Editorial: UCLA must reaffirm commitment to returning transfers by offering housing
April 22, 2021 2:58 p.m.
This post was updated April 25 at 7:18 p.m.
“I feel like I’m not even a Bruin,” a transfer student said after learning that she, along with nearly all returning transfer students, was excluded from receiving on-campus housing priority for the next academic year.
UCLA announced plans to offer priority for on-campus housing to incoming freshmen, returning sophomores and incoming transfer students. Notably excluded from that list were transfer students from the class of 2022.
The administration’s decision not only robs second-year transfer students of a unique UCLA experience, but it also risks possibly pushing students toward housing and food insecurity. And UCLA has repeatedly failed to take transfer student voices into account throughout the entire planning process.
UCLA housing should listen to the hundreds of transfer students asking for the basic right to housing and modify its housing plan to accommodate them. At the very least, it must ensure transfer students who are facing housing insecurity will not be put at risk because of their lack of consideration.
After all, most transfer students have only two years to make the most of their Bruin experience.
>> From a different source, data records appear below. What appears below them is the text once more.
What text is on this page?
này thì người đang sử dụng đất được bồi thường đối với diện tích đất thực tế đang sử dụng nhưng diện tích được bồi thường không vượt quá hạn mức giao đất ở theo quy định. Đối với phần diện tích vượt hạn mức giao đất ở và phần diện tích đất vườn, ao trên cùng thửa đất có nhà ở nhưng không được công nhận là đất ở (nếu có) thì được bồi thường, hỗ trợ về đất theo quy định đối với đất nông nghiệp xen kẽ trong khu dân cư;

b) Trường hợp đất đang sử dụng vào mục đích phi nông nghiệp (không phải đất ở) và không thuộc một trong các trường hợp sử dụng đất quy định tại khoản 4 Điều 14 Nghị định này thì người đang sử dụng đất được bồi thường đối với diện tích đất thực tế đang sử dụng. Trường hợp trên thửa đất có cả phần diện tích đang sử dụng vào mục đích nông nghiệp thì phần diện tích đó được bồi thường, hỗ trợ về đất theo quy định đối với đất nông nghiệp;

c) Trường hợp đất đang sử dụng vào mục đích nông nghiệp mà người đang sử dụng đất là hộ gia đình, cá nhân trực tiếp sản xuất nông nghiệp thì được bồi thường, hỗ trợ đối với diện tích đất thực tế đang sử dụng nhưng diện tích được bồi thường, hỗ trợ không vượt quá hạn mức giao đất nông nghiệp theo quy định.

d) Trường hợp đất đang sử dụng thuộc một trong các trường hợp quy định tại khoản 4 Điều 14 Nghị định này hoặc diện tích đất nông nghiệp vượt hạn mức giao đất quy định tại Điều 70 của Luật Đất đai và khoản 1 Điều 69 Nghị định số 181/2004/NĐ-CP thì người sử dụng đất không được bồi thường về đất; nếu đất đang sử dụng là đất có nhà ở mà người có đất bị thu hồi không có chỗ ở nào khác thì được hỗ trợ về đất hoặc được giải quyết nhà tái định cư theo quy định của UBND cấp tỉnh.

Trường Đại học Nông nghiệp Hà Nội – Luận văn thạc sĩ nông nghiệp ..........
And the transfer class of 2022, through no fault of their own, has had the COVID-19 pandemic rob them of half the experience.
In response to UCLA’s disregard, the Transfer Leadership Coalition and the Office of the Transfer Student Representative created a petition that received almost 1,300 signatures asking the administration to give current third-year transfer students priority housing next academic year.
The coalition has been lobbying at town halls, mobilizing students to petition administrators and informing students on social media where it has broken down the number of ways UCLA has let the transfer class of 2022 down.
For example, UCLA did not appoint a transfer student representative on the Housing Priority Committee until undergraduate student government officials pushed it to do so and followed that up by going against the recommendation of students advocating to give transfer students in the class of 2022 housing.
Countless transfer students, including leaders in both the coalition and the transfer student representative’s office, have been boldly advocating for change despite disappointing answers from administrators. And while their actions are admirable, they shouldn’t have to sacrifice their time as students advocating for UCLA to take their concerns seriously.
UCLA should be prioritizing Bruins of all backgrounds – and that includes transfer students.
University administrators claim the housing prioritization decision is based on space, and seeing as they have not offered concrete numbers, the community will have to take their word for that.
However, the administration said they “will also prioritize first-year transfer students as well as our sophomores, who were largely unable to participate in the traditional first-year on-campus experience this past year.” But they will not prioritize second-year transfer students who faced the same experience, which is nothing more than transfer student erasure.
And UCLA’s reasoning lacked even a mere mention of their existence.
The university, at the very least, owes its transfer students an explanation and not weekend discount meal tickets for on-campus dining, something an administrator offered during a town hall meeting where hundreds of transfer students were looking for answers. To imply that discounted meals would make up for this is, quite frankly, an insult on top of injury.
Students interested in advocating alongside transfer students can support transfers by signing the Supporting Transfer Demands on Housing petition, emailing administrators demanding they reassess their housing plan and supporting social media campaigns.
Transfer students shouldn’t have to prove their worth as Bruins to the administration – especially when it comes to something as basic as housing.